Cleaning up a single 80-page collection of poetry by hand is not that big a deal, but we have been working with dozens of them. And a single 300 page novel can take hours if you don’t have any tools to speed it up. My rule of thumb is: when you find yourself doing the same repetitive task again and again hundreds of times, that’s something that ought to be do-able by a machine.
Sometimes messy scanned texts have certain recognizable patterns. For instance, in scanned/OCRed poetry, you often see things like this:
I never see the burial place,
Where my dear mother lies ;
But that I think I see her face,
Peak at me through the skies.
[And yes, it says, “peak” not “peek” in the original. Don’t think this one had a copy-editor]

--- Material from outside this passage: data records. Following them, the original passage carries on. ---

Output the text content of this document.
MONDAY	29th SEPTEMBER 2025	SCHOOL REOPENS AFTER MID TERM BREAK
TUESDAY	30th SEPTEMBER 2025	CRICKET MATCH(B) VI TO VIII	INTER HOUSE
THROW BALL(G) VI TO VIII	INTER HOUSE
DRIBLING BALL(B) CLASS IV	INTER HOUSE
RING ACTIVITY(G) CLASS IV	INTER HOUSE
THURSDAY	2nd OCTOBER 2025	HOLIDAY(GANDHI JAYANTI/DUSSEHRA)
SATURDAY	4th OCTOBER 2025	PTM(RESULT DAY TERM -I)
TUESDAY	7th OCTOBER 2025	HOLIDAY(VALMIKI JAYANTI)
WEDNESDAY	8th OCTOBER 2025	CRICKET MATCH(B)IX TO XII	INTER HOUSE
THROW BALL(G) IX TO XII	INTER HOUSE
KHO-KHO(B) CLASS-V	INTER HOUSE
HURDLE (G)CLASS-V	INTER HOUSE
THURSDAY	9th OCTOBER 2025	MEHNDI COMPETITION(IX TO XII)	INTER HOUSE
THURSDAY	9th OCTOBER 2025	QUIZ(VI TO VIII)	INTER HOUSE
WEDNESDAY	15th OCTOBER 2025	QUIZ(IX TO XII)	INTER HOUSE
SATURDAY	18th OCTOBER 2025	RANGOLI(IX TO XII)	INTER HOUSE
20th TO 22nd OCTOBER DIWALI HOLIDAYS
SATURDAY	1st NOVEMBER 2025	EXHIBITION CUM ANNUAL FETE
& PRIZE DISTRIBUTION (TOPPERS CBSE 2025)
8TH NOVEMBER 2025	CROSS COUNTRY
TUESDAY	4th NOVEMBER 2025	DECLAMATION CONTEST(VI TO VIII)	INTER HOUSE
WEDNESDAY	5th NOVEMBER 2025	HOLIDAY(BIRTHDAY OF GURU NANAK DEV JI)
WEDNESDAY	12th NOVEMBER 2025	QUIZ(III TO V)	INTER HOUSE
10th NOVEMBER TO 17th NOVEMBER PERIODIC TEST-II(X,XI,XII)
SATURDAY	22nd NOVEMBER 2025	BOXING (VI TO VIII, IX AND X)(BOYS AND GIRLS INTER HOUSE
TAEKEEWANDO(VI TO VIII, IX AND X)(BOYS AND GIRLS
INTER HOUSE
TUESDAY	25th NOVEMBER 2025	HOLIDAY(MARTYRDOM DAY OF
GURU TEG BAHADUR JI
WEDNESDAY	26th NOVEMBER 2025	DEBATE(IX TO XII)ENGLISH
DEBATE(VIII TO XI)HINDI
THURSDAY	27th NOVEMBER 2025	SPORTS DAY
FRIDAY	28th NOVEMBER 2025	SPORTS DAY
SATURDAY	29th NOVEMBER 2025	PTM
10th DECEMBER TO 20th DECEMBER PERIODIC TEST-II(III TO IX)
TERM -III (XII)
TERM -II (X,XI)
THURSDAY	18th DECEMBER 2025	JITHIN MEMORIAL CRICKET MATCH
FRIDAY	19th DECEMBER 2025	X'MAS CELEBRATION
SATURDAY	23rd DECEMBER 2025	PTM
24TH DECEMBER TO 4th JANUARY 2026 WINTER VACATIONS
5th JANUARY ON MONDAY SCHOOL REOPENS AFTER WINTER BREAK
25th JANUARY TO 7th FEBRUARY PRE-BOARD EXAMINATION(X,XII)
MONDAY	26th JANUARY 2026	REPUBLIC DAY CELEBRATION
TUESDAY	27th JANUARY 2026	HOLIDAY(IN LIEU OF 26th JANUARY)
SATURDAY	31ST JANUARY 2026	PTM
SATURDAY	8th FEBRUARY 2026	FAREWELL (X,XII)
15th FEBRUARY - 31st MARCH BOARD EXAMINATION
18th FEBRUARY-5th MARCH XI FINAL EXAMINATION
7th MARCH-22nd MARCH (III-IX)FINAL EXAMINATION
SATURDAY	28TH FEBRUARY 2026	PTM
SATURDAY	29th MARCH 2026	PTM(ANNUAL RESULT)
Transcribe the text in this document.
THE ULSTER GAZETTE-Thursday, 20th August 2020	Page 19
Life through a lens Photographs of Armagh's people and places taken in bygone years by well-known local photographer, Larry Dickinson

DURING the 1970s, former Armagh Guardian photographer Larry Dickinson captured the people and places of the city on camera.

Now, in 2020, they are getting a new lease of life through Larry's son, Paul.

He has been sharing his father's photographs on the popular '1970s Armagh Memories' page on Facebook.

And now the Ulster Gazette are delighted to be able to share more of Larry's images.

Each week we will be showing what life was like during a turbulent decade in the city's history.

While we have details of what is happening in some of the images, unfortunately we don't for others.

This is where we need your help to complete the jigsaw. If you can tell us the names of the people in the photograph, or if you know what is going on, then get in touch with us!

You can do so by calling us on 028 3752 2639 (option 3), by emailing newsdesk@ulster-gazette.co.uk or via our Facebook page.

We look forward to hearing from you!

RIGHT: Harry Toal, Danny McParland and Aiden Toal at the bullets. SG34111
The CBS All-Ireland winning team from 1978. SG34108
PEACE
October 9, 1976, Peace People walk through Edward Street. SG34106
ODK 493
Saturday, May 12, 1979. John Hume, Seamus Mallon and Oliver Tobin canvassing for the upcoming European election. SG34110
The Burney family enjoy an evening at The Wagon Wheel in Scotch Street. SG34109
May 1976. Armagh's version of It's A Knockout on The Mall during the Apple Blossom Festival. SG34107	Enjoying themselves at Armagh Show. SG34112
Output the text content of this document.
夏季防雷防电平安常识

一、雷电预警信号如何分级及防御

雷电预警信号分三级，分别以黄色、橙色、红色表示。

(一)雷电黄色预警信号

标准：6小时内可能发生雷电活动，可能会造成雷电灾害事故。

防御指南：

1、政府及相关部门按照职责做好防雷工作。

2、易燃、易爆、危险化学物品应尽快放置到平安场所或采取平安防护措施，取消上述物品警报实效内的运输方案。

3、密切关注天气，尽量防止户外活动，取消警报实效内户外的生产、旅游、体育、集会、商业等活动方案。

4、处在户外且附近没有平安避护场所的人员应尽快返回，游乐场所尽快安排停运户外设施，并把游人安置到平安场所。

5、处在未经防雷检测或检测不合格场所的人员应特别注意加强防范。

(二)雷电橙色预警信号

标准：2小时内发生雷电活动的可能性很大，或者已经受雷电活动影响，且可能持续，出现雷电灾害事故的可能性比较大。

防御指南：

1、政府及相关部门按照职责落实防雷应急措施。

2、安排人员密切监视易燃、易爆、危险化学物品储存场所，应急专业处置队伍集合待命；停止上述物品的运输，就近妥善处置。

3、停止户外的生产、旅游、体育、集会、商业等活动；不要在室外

The quality of this is pretty good actually, but notice the extra space before the semi-colon on the second line. Let’s say you have that exact glitch 50 or 100 times in a collection… You would normally fix that with Find and Replace:
Find: [space];
Replace: ;
So now the second line should read: “Where my dear mother lies;”
Chances are, if you see that space before punctuation with a semi-colon, there are probably some with other punctuation as well – I would go through the same document, and do Replace All changes for space before comma, space before period, space before question mark, space before exclamation point.
But what if you saw patterns with more complicated glitches – things that a simple find and replace couldn’t address?
Like, say, you wanted to get rid of all of the running headers in a novel – lines that begin with a number and then end with the title of the novel? Again, not a big deal to do this 10 or 20 times by hand. But 300 times? Gets a little old. You can literally do it with a little snippet that looks like this
Find: \n\d+.*\n
Replace with : [leave blank].
(Note: we're jumping ahead a bit here, but the bit of code above says: look for any new line (\n) that starts with a number (\d) followed by any text (.*) and ending with another carriage return (\n). If you replace that with nothing, you are telling it to delete any lines that have that description.)
Hit “Replace All” on the find and replace box, and you just saved yourself 300 manual edits.
Or, you wanted to find all lines that end with hyphenated words and unbreak the hyphenated words, putting them together?
Or: you have a passage or a text that for whatever reason is in ALL CAPS. How can you convert it to conventional capitalization without retyping it?
For those types of problems, you could use a coding system called Regular Expressions (Regex). You can use Regex codes directly in a Find and Replace box in a sophisticated text editor – you don’t need to know Python or R (though these commands do work within Python and R, and some people talking about Regex online are using it with Python).
Technically Google Docs has a Regular Expressions box, though to be honest I've not used it much, mainly because Google Docs starts to run very slowly if you are working with larger documents. A 300-page novel runs super-slowly; because the software is constantly analyzing and indexing your file as you work and relaying everything back and forth with a remote server; it is also creating a ton of invisible stuff in your file related to formatting and special characters.
I usually use a free piece of software called Notepad++ for this kind of work (CoTEditor on Mac). 300-page novels load quickly and without delay, and there are no hidden characters or invisible formatting. It’s also completely offline, though, so you have to remember to hit “Save” and then upload the file to a destination when done.